In other words, the pill didn’t work. Seres stock plummeted by more than 69 percent.
“The results were surprising, especially since the 1b data was eye-popping,” says Roger Pomerantz, the company’s CEO and president, and an infectious disease doctor who has treated many C-diff patients. “We’re now trying to dissect why there was a difference in the two trials.” They’re looking at whether the patient pools differed: Those from the first trial were based on four prominent academic centers, while those from the second came from 37 different sites around the country, including private practices and regional hospitals. They’re also checking if the microbes in the pills actually established themselves in the recipients’ guts.
This failure doesn’t refute the value of fecal transplants, which have already proven their worth in treating C-diff infections. It does, however, show how hard it will be to distill the technique into a more palatable and marketable form. “Obviously there’s something very effective that people are getting when they take the whole stool,” says Diane Hoffmann from the University of Maryland, who is leading a working group that will advise the FDA on regulating microbiome transplants. “Something in there is working. We just don’t know what it is, and it might be hard to deconstruct.”
Or, as genomicist Nathan Pearson neatly put it, “There’s no silver bullshit.”
It’s not even clear if making drugs from stool is the right move. Elaine Petrof from Queen’s University thinks it is. When I was researching my book, she told me that “stool is a stopgap,” and will inevitably be replaced by precise mixtures of well-defined microbes, which can be cooked up again and again to the same recipes. That would be easier to regulate and to check for safety. She and her colleagues are working on one such formulation, which they call RePOOPulate.
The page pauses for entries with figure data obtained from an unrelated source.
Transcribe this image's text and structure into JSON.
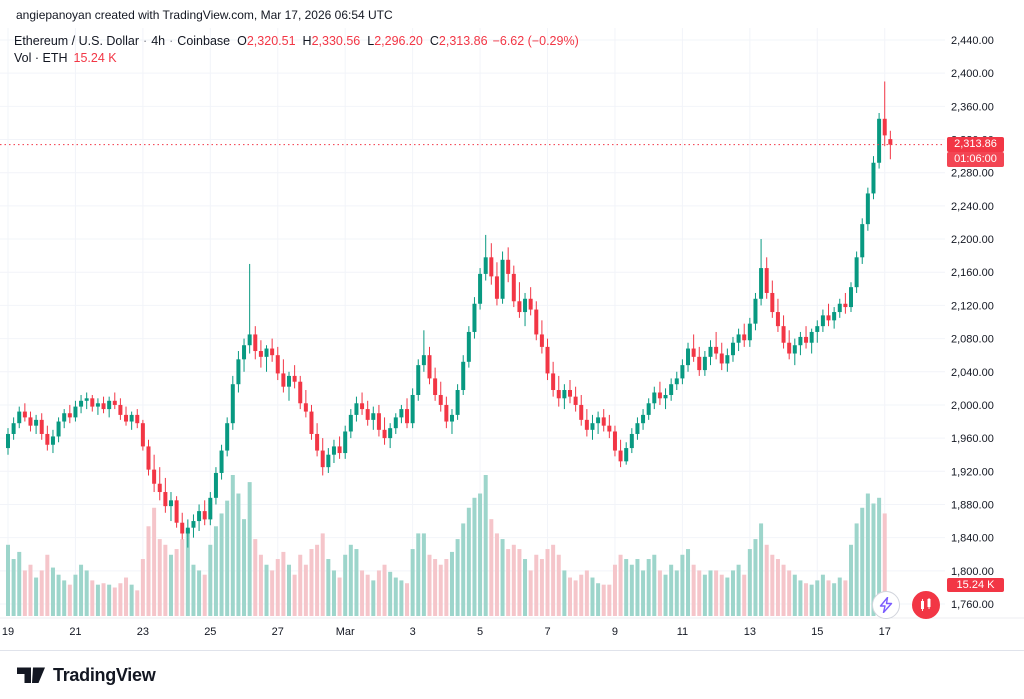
{
  "header": {
    "attribution": "angiepanoyan created with TradingView.com, Mar 17, 2026 06:54 UTC"
  },
  "legend": {
    "symbol": "Ethereum / U.S. Dollar",
    "dot": "·",
    "interval": "4h",
    "exchange": "Coinbase",
    "o_label": "O",
    "o_value": "2,320.51",
    "h_label": "H",
    "h_value": "2,330.56",
    "l_label": "L",
    "l_value": "2,296.20",
    "c_label": "C",
    "c_value": "2,313.86",
    "change": "−6.62 (−0.29%)",
    "volume_label": "Vol · ETH",
    "volume_value": "15.24 K"
  },
  "badges": {
    "price": "2,313.86",
    "countdown": "01:06:00",
    "volume": "15.24 K"
  },
  "price_scale": {
    "ticks": [
      "2,440.00",
      "2,400.00",
      "2,360.00",
      "2,320.00",
      "2,280.00",
      "2,240.00",
      "2,200.00",
      "2,160.00",
      "2,120.00",
      "2,080.00",
      "2,040.00",
      "2,000.00",
      "1,960.00",
      "1,920.00",
      "1,880.00",
      "1,840.00",
      "1,800.00",
      "1,760.00"
    ]
  },
  "footer": {
    "brand": "TradingView"
  },
  "colors": {
    "up": "#089981",
    "down": "#f23645",
    "vol_up": "#9dd5cb",
    "vol_down": "#f5c5ca",
    "grid": "#f2f4f9",
    "axis_text": "#131722",
    "badge_red": "#f23645"
  },
  "chart_data": {
    "type": "candlestick",
    "title": "Ethereum / U.S. Dollar, 4h, Coinbase",
    "interval_hours": 4,
    "volume_unit": "K ETH",
    "price_axis": {
      "min": 1760,
      "max": 2440,
      "tick_step": 40
    },
    "last_price": 2313.86,
    "last_ohlc": {
      "o": 2320.51,
      "h": 2330.56,
      "l": 2296.2,
      "c": 2313.86,
      "change": -6.62,
      "change_pct": -0.29
    },
    "x_labels": [
      {
        "i": 0,
        "t": "19"
      },
      {
        "i": 12,
        "t": "21"
      },
      {
        "i": 24,
        "t": "23"
      },
      {
        "i": 36,
        "t": "25"
      },
      {
        "i": 48,
        "t": "27"
      },
      {
        "i": 60,
        "t": "Mar"
      },
      {
        "i": 72,
        "t": "3"
      },
      {
        "i": 84,
        "t": "5"
      },
      {
        "i": 96,
        "t": "7"
      },
      {
        "i": 108,
        "t": "9"
      },
      {
        "i": 120,
        "t": "11"
      },
      {
        "i": 132,
        "t": "13"
      },
      {
        "i": 144,
        "t": "15"
      },
      {
        "i": 156,
        "t": "17"
      }
    ],
    "candles": [
      [
        1948,
        1972,
        1940,
        1965,
        50
      ],
      [
        1965,
        1985,
        1958,
        1978,
        40
      ],
      [
        1978,
        1998,
        1972,
        1992,
        45
      ],
      [
        1992,
        2002,
        1980,
        1985,
        32
      ],
      [
        1985,
        1992,
        1968,
        1975,
        36
      ],
      [
        1975,
        1988,
        1965,
        1982,
        27
      ],
      [
        1982,
        1990,
        1958,
        1965,
        32
      ],
      [
        1965,
        1975,
        1945,
        1952,
        43
      ],
      [
        1952,
        1970,
        1942,
        1962,
        34
      ],
      [
        1962,
        1985,
        1955,
        1980,
        29
      ],
      [
        1980,
        1995,
        1972,
        1990,
        25
      ],
      [
        1990,
        2000,
        1978,
        1985,
        22
      ],
      [
        1985,
        2005,
        1980,
        1998,
        29
      ],
      [
        1998,
        2012,
        1990,
        2005,
        36
      ],
      [
        2005,
        2015,
        1995,
        2008,
        32
      ],
      [
        2008,
        2012,
        1992,
        1998,
        25
      ],
      [
        1998,
        2008,
        1988,
        2002,
        22
      ],
      [
        2002,
        2010,
        1990,
        1995,
        23
      ],
      [
        1995,
        2010,
        1985,
        2005,
        22
      ],
      [
        2005,
        2015,
        1995,
        2000,
        20
      ],
      [
        2000,
        2008,
        1982,
        1988,
        23
      ],
      [
        1988,
        1998,
        1975,
        1980,
        27
      ],
      [
        1980,
        1992,
        1970,
        1988,
        22
      ],
      [
        1988,
        1995,
        1972,
        1978,
        18
      ],
      [
        1978,
        1982,
        1945,
        1950,
        40
      ],
      [
        1950,
        1958,
        1915,
        1922,
        63
      ],
      [
        1922,
        1940,
        1895,
        1905,
        76
      ],
      [
        1905,
        1925,
        1885,
        1895,
        54
      ],
      [
        1895,
        1912,
        1870,
        1878,
        50
      ],
      [
        1878,
        1895,
        1860,
        1885,
        43
      ],
      [
        1885,
        1890,
        1852,
        1858,
        47
      ],
      [
        1858,
        1870,
        1838,
        1845,
        54
      ],
      [
        1845,
        1862,
        1828,
        1852,
        61
      ],
      [
        1852,
        1868,
        1840,
        1860,
        36
      ],
      [
        1860,
        1880,
        1848,
        1872,
        32
      ],
      [
        1872,
        1885,
        1855,
        1862,
        29
      ],
      [
        1862,
        1895,
        1855,
        1888,
        50
      ],
      [
        1888,
        1925,
        1880,
        1918,
        63
      ],
      [
        1918,
        1952,
        1910,
        1945,
        72
      ],
      [
        1945,
        1985,
        1938,
        1978,
        81
      ],
      [
        1978,
        2035,
        1970,
        2025,
        99
      ],
      [
        2025,
        2065,
        2015,
        2055,
        86
      ],
      [
        2055,
        2080,
        2040,
        2072,
        68
      ],
      [
        2072,
        2170,
        2062,
        2085,
        94
      ],
      [
        2085,
        2095,
        2055,
        2065,
        54
      ],
      [
        2065,
        2078,
        2045,
        2058,
        43
      ],
      [
        2058,
        2072,
        2040,
        2068,
        36
      ],
      [
        2068,
        2080,
        2052,
        2060,
        32
      ],
      [
        2060,
        2070,
        2030,
        2038,
        40
      ],
      [
        2038,
        2055,
        2015,
        2022,
        45
      ],
      [
        2022,
        2040,
        2005,
        2035,
        36
      ],
      [
        2035,
        2048,
        2020,
        2028,
        29
      ],
      [
        2028,
        2035,
        1995,
        2002,
        43
      ],
      [
        2002,
        2018,
        1985,
        1992,
        36
      ],
      [
        1992,
        2000,
        1958,
        1965,
        47
      ],
      [
        1965,
        1978,
        1938,
        1945,
        50
      ],
      [
        1945,
        1960,
        1915,
        1925,
        58
      ],
      [
        1925,
        1948,
        1918,
        1940,
        40
      ],
      [
        1940,
        1958,
        1930,
        1950,
        32
      ],
      [
        1950,
        1962,
        1935,
        1942,
        27
      ],
      [
        1942,
        1975,
        1935,
        1968,
        43
      ],
      [
        1968,
        1995,
        1960,
        1988,
        50
      ],
      [
        1988,
        2010,
        1980,
        2002,
        47
      ],
      [
        2002,
        2015,
        1988,
        1995,
        32
      ],
      [
        1995,
        2005,
        1975,
        1982,
        29
      ],
      [
        1982,
        1998,
        1970,
        1990,
        25
      ],
      [
        1990,
        2000,
        1962,
        1970,
        32
      ],
      [
        1970,
        1985,
        1952,
        1960,
        36
      ],
      [
        1960,
        1978,
        1948,
        1972,
        31
      ],
      [
        1972,
        1990,
        1965,
        1985,
        27
      ],
      [
        1985,
        2000,
        1978,
        1995,
        25
      ],
      [
        1995,
        2008,
        1972,
        1978,
        23
      ],
      [
        1978,
        2020,
        1972,
        2012,
        47
      ],
      [
        2012,
        2055,
        2005,
        2048,
        58
      ],
      [
        2048,
        2090,
        2040,
        2060,
        58
      ],
      [
        2060,
        2070,
        2025,
        2032,
        43
      ],
      [
        2032,
        2045,
        2005,
        2012,
        40
      ],
      [
        2012,
        2028,
        1992,
        2000,
        36
      ],
      [
        2000,
        2010,
        1972,
        1980,
        40
      ],
      [
        1980,
        1995,
        1965,
        1988,
        45
      ],
      [
        1988,
        2025,
        1982,
        2018,
        54
      ],
      [
        2018,
        2060,
        2012,
        2052,
        65
      ],
      [
        2052,
        2095,
        2045,
        2088,
        76
      ],
      [
        2088,
        2130,
        2080,
        2122,
        83
      ],
      [
        2122,
        2165,
        2115,
        2158,
        86
      ],
      [
        2158,
        2205,
        2150,
        2178,
        99
      ],
      [
        2178,
        2195,
        2145,
        2155,
        68
      ],
      [
        2155,
        2172,
        2120,
        2128,
        58
      ],
      [
        2128,
        2185,
        2122,
        2175,
        54
      ],
      [
        2175,
        2190,
        2148,
        2158,
        47
      ],
      [
        2158,
        2168,
        2118,
        2125,
        50
      ],
      [
        2125,
        2148,
        2105,
        2112,
        47
      ],
      [
        2112,
        2135,
        2095,
        2128,
        40
      ],
      [
        2128,
        2142,
        2108,
        2115,
        32
      ],
      [
        2115,
        2125,
        2078,
        2085,
        43
      ],
      [
        2085,
        2102,
        2062,
        2070,
        40
      ],
      [
        2070,
        2080,
        2030,
        2038,
        47
      ],
      [
        2038,
        2052,
        2010,
        2018,
        50
      ],
      [
        2018,
        2035,
        1998,
        2008,
        43
      ],
      [
        2008,
        2025,
        1995,
        2018,
        32
      ],
      [
        2018,
        2030,
        2002,
        2010,
        27
      ],
      [
        2010,
        2022,
        1992,
        2000,
        25
      ],
      [
        2000,
        2012,
        1975,
        1982,
        29
      ],
      [
        1982,
        1995,
        1962,
        1970,
        32
      ],
      [
        1970,
        1988,
        1958,
        1978,
        27
      ],
      [
        1978,
        1992,
        1965,
        1985,
        23
      ],
      [
        1985,
        1995,
        1968,
        1975,
        22
      ],
      [
        1975,
        1988,
        1960,
        1968,
        22
      ],
      [
        1968,
        1975,
        1938,
        1945,
        36
      ],
      [
        1945,
        1958,
        1925,
        1932,
        43
      ],
      [
        1932,
        1955,
        1928,
        1948,
        40
      ],
      [
        1948,
        1972,
        1942,
        1965,
        36
      ],
      [
        1965,
        1985,
        1958,
        1978,
        40
      ],
      [
        1978,
        1995,
        1970,
        1988,
        32
      ],
      [
        1988,
        2008,
        1982,
        2002,
        40
      ],
      [
        2002,
        2022,
        1995,
        2015,
        43
      ],
      [
        2015,
        2028,
        2000,
        2008,
        32
      ],
      [
        2008,
        2020,
        1995,
        2012,
        29
      ],
      [
        2012,
        2032,
        2005,
        2025,
        36
      ],
      [
        2025,
        2040,
        2018,
        2032,
        32
      ],
      [
        2032,
        2055,
        2025,
        2048,
        43
      ],
      [
        2048,
        2075,
        2040,
        2068,
        47
      ],
      [
        2068,
        2085,
        2052,
        2058,
        36
      ],
      [
        2058,
        2070,
        2035,
        2042,
        32
      ],
      [
        2042,
        2065,
        2035,
        2058,
        29
      ],
      [
        2058,
        2078,
        2048,
        2070,
        32
      ],
      [
        2070,
        2088,
        2055,
        2062,
        32
      ],
      [
        2062,
        2075,
        2042,
        2050,
        29
      ],
      [
        2050,
        2068,
        2040,
        2060,
        27
      ],
      [
        2060,
        2082,
        2052,
        2075,
        32
      ],
      [
        2075,
        2092,
        2065,
        2085,
        36
      ],
      [
        2085,
        2098,
        2070,
        2078,
        29
      ],
      [
        2078,
        2105,
        2070,
        2098,
        47
      ],
      [
        2098,
        2135,
        2090,
        2128,
        54
      ],
      [
        2128,
        2200,
        2120,
        2165,
        65
      ],
      [
        2165,
        2178,
        2128,
        2135,
        50
      ],
      [
        2135,
        2150,
        2105,
        2112,
        43
      ],
      [
        2112,
        2128,
        2088,
        2095,
        40
      ],
      [
        2095,
        2108,
        2068,
        2075,
        36
      ],
      [
        2075,
        2090,
        2055,
        2062,
        32
      ],
      [
        2062,
        2080,
        2048,
        2072,
        29
      ],
      [
        2072,
        2088,
        2060,
        2082,
        25
      ],
      [
        2082,
        2095,
        2068,
        2075,
        23
      ],
      [
        2075,
        2092,
        2062,
        2088,
        22
      ],
      [
        2088,
        2102,
        2075,
        2095,
        25
      ],
      [
        2095,
        2115,
        2088,
        2108,
        29
      ],
      [
        2108,
        2122,
        2095,
        2102,
        25
      ],
      [
        2102,
        2118,
        2092,
        2112,
        23
      ],
      [
        2112,
        2128,
        2105,
        2122,
        27
      ],
      [
        2122,
        2135,
        2110,
        2118,
        25
      ],
      [
        2118,
        2148,
        2112,
        2142,
        50
      ],
      [
        2142,
        2185,
        2135,
        2178,
        65
      ],
      [
        2178,
        2225,
        2170,
        2218,
        76
      ],
      [
        2218,
        2262,
        2210,
        2255,
        86
      ],
      [
        2255,
        2300,
        2248,
        2292,
        79
      ],
      [
        2292,
        2352,
        2285,
        2345,
        83
      ],
      [
        2345,
        2390,
        2312,
        2325,
        72
      ],
      [
        2320.51,
        2330.56,
        2296.2,
        2313.86,
        15.24
      ]
    ]
  }
}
But Alexander Khoruts, from the University of Minnesota, felt differently. “The full spectrum of microbes harvested from donors has been designed by nature, and has a proven safety track record in the original host,” he told me. “That’s a very hard benchmark to improve upon with any kind of synthetic.”
The SER-109 story supports his view. It may be that the drug failed because there’s something about the full community of microbes in a donor stool that’s irreducibly beneficial. Pull out one or two beneficial species, and you lose the power of the whole. Perhaps it’s ten species that matter. Or hundreds. Or the chemical milieu of the poop itself.
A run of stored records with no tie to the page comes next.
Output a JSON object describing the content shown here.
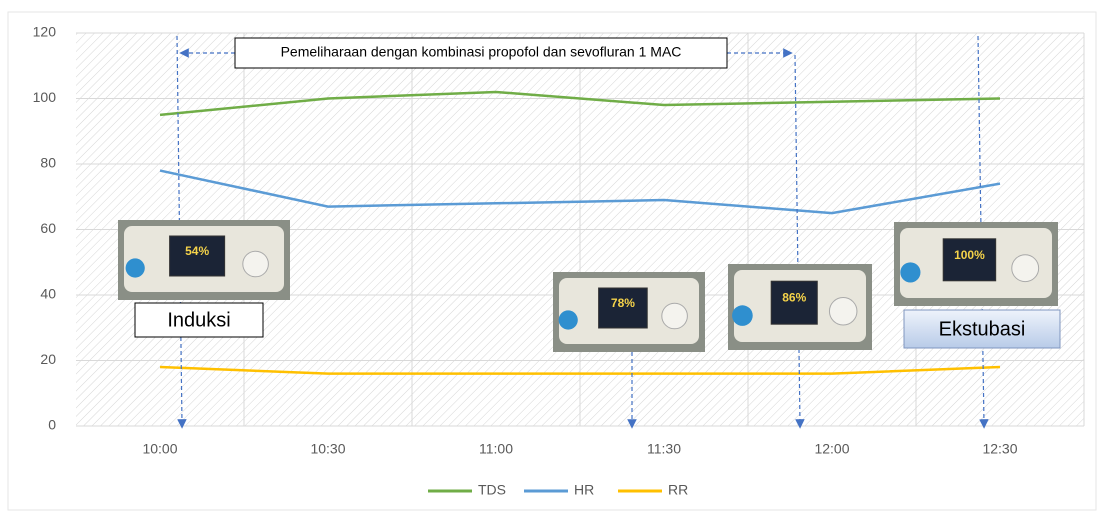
{
  "chart_data": {
    "type": "line",
    "categories": [
      "10:00",
      "10:30",
      "11:00",
      "11:30",
      "12:00",
      "12:30"
    ],
    "series": [
      {
        "name": "TDS",
        "color": "#70ad47",
        "values": [
          95,
          100,
          102,
          98,
          99,
          100
        ]
      },
      {
        "name": "HR",
        "color": "#5b9bd5",
        "values": [
          78,
          67,
          68,
          69,
          65,
          74
        ]
      },
      {
        "name": "RR",
        "color": "#ffc000",
        "values": [
          18,
          16,
          16,
          16,
          16,
          18
        ]
      }
    ],
    "ylim": [
      0,
      120
    ],
    "yticks": [
      0,
      20,
      40,
      60,
      80,
      100,
      120
    ],
    "grid": true,
    "legend": "bottom",
    "annotations": {
      "phase": "Pemeliharaan dengan kombinasi propofol dan sevofluran 1 MAC",
      "induction": "Induksi",
      "extubation": "Ekstubasi"
    },
    "device_readings": [
      "54%",
      "78%",
      "86%",
      "100%"
    ]
  }
}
As Noah Fierer, a microbiome scientist at the University of Colorado, Boulder, noted on Twitter, “Ecology matters.” The human microbiome is not a simple thing that we can tweak by just adding this microbe or removing that one. It’s a vast ecosystem, akin to a rainforest or a grassland. To control it with any kind of success, we need a much better understanding of what its members do, how they compete and cooperate with each other, how they interact with their hosts (that’s us), and how they fare when transplanted in a new host. These are complex questions, which we are only just beginning to answer.
* The article originally intimated that Seres’ Phase 2 trial was the first double-blinded, randomized, placebo-controlled trial for fecal transplants, when there have been others.